Lambda Legal represents John Lawrence and Tyron Garner, who were arrested in Lawrence's Houston home and jailed overnight after officers responding to a false report found the men engaged in private, consensual sex. Once convicted of violating the 'Homosexual Conduct' law, they were forced to pay fines and are now considered sex offenders in several states.
'This is a tremendously important case for gay people and for everyone who believes in basic freedoms. These laws are an affront to equality, invade the most private sphere of adult life, and harm gay people in many ways,' said Ruth Harlow, Legal Director at Lambda Legal and the lead attorney in the case.

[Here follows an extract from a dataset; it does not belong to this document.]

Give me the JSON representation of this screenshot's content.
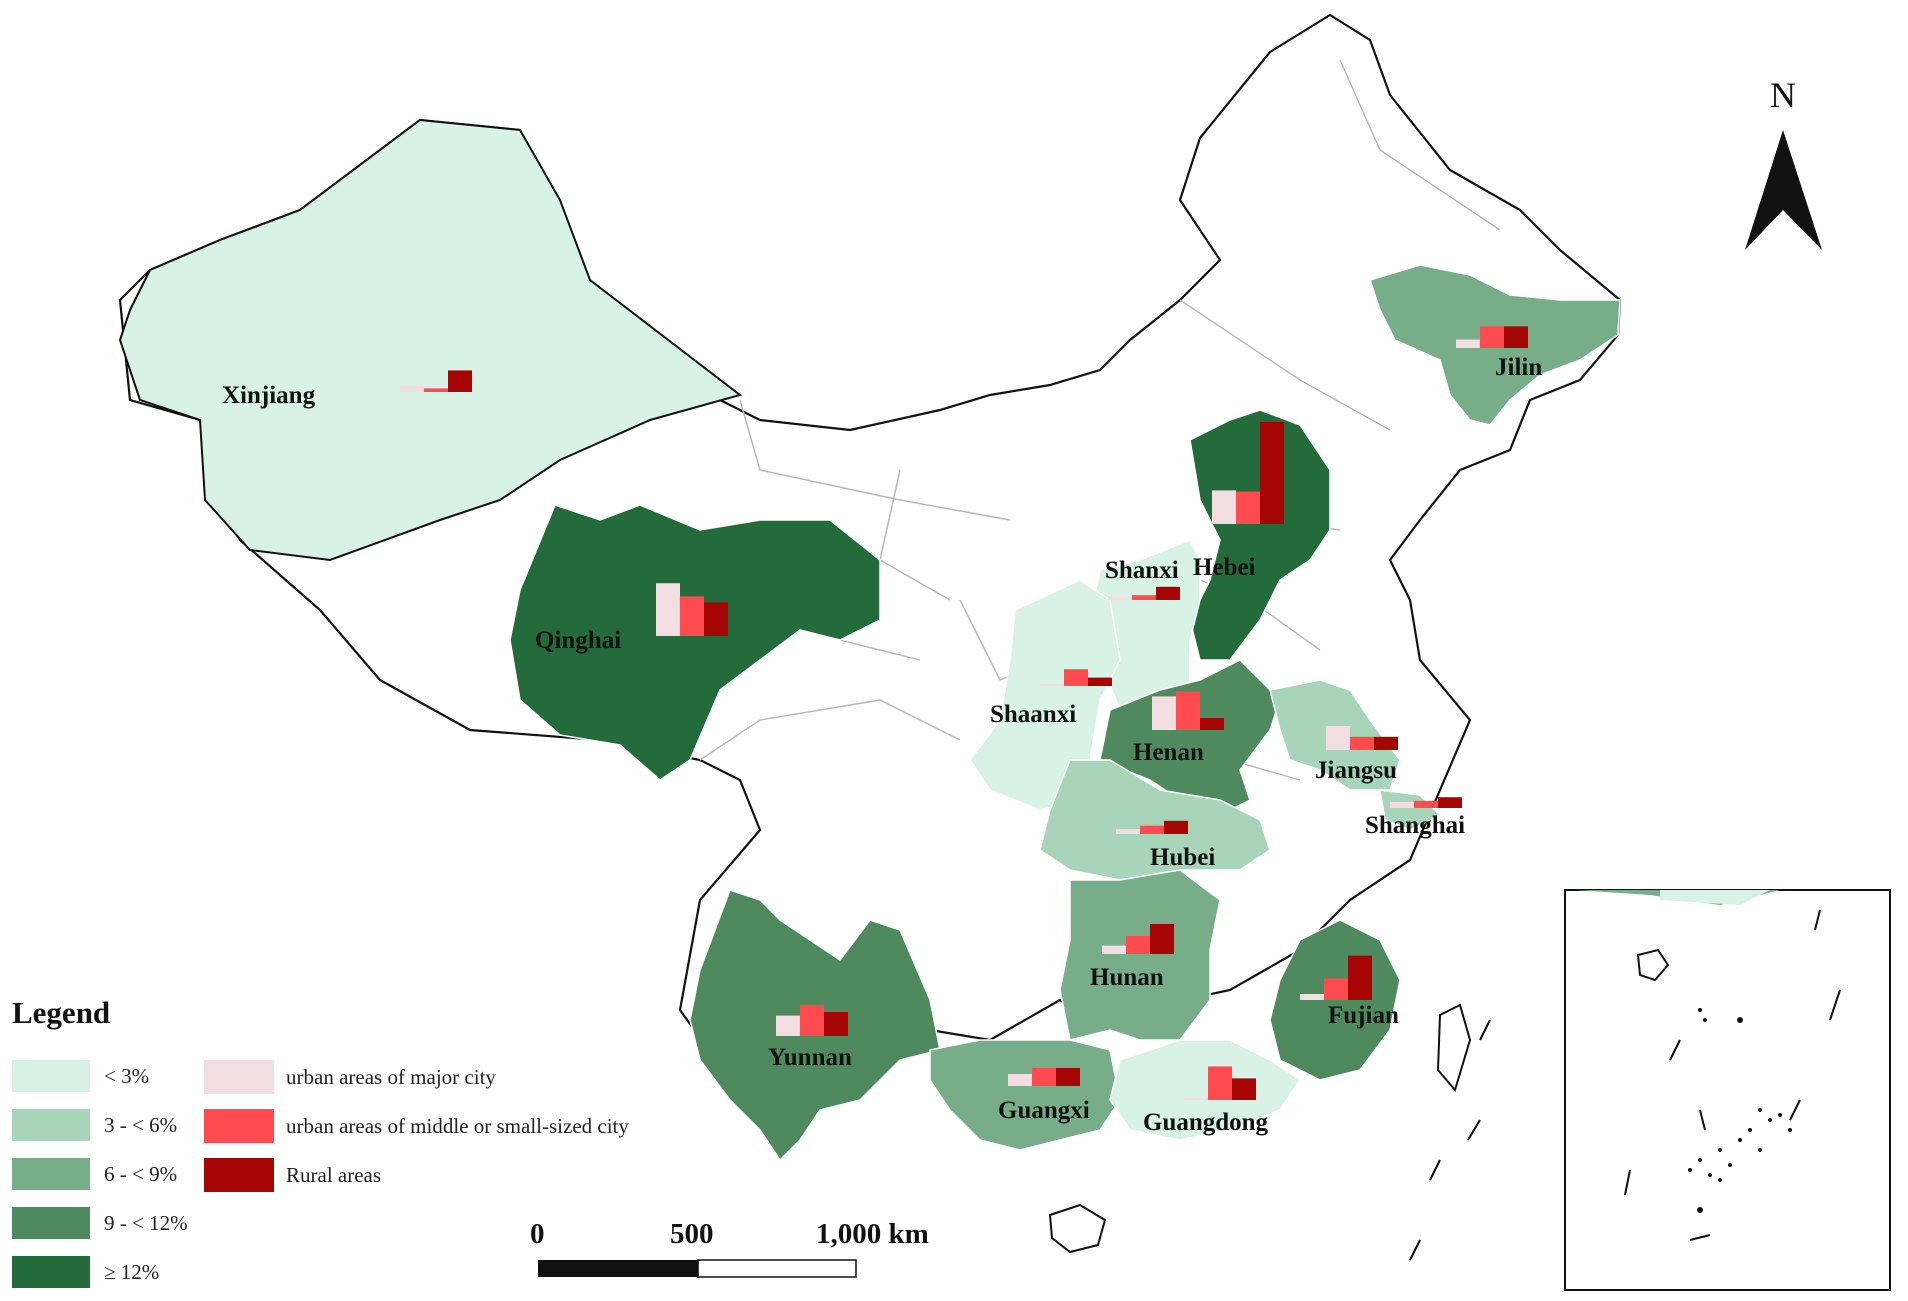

'The state should not have the power to go into the bedrooms of consenting adults in the middle of the night and arrest them,' Harlow said. 'But that's only the beginning of the damage done by this law and others like it around the country. These laws are widely used to justify discrimination against gay people in everyday life; they're invoked in denying employment to gay people, in refusing custody or visitation for gay parents, and even in intimidating gay people out of exercising their free speech rights.'
In addition to Texas, three states—Kansas, Missouri and Oklahoma—still have consensual sodomy laws that apply only to gay people. Nine states—Alabama, Florida, Idaho, Louisiana, Mississippi, North Carolina, South Carolina, Virginia and Utah (and Puerto Rico)—still have consensual sodomy laws that apply to straight and gay adults, but are invoked almost exclusively against lesbians and gay men in everyday life. These laws typically ban oral and anal sex with penalties that range from fines to 10 years in prison.
Organizations in Texas and all of the other states with sodomy laws are among the groups that filed friend-of-the-court briefs, including The CATO Institute; The libertarian Institute for Justice; The Republican Unity Coalition; more than two dozen religious groups; The National Association of Social Workers; The Mexican-American Legal Defense & Education Fund, the Puerto Rican Legal Defense & Education Fund, the Asian-American Legal Defense & Education Fund and more than two dozen gay-rights groups and other civil-rights organizations; law scholars, historians, international human-rights experts, public health authorities and others.
The state of Texas will file its reply by Feb. 18. The case is not yet scheduled for arguments. Lambda Legal attorneys Ruth Harlow, Patricia Logue and Susan Sommer, along with Brian Chase in Lambda Legal's Dallas office, are litigating the case.